Even in rural and suburban neighborhoods, the heat absorbed by a traditional roof on a sunny day raises temperatures inside the house, contributing to higher air conditioning requirements, steeper energy costs and discomfort for those without air conditioning. Fortunately, the remedy for all this extra heat — a cool roof — is relatively low-tech, low-cost and increasingly easy to find.

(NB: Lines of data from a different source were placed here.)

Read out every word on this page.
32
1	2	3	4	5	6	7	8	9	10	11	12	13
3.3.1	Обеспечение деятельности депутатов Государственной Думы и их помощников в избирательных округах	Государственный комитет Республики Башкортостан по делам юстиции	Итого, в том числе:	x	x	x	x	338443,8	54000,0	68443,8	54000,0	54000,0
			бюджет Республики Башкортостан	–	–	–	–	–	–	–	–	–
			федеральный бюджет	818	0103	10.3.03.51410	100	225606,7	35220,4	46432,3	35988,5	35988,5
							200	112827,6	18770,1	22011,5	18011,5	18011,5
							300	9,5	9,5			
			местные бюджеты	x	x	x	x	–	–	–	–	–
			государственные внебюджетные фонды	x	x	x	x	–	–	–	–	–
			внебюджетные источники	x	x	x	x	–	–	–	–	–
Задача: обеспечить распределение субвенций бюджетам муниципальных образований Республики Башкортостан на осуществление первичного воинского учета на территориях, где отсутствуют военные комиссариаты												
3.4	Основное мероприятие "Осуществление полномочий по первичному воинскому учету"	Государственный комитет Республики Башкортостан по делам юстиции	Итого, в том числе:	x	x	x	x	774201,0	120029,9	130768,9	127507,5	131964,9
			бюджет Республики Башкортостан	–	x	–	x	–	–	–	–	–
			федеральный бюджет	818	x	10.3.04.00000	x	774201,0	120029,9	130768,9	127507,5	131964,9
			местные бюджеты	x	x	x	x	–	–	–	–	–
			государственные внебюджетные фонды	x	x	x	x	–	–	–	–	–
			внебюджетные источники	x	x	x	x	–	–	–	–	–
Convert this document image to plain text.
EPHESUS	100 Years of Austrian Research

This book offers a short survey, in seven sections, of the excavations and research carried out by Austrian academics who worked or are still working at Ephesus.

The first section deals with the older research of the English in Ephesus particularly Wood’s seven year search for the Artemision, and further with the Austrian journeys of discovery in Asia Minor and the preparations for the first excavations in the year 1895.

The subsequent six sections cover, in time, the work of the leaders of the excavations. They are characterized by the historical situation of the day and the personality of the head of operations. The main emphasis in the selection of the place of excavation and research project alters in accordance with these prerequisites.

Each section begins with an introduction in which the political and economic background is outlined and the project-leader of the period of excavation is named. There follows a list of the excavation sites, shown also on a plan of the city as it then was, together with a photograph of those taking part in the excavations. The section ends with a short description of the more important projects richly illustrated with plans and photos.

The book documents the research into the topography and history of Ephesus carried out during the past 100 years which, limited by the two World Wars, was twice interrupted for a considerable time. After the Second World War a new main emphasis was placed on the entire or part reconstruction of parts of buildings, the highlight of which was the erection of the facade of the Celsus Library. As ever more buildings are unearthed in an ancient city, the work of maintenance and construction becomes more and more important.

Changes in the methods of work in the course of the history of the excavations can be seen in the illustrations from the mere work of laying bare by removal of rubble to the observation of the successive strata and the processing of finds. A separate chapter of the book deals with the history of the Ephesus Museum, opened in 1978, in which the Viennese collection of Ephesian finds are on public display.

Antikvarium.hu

A cool roof is a roof designed to maintain a lower surface temperature in bright sunshine, more than 50 degrees F (28 degrees C) cooler than a traditional roof. The surface of a cool roof reflects more sunlight and releases more heat than a so-called hot or dark roof. While the term "cool roof" is sometimes used to describe any roofing surface that is cooler than a standard rooftop, green certification programs such as LEED, Energy Star and the Department of Energy Building Technology Program base their respective cool-roof credentials on a roofing material's ability to reflect the sun (solar reflectance) and release absorbed heat (emissivity). The higher the solar reflectance and emissivity (in decimals on a scale from 0 to 1), the cooler the roof. 0 would represent truest black and 1 would represent truest white.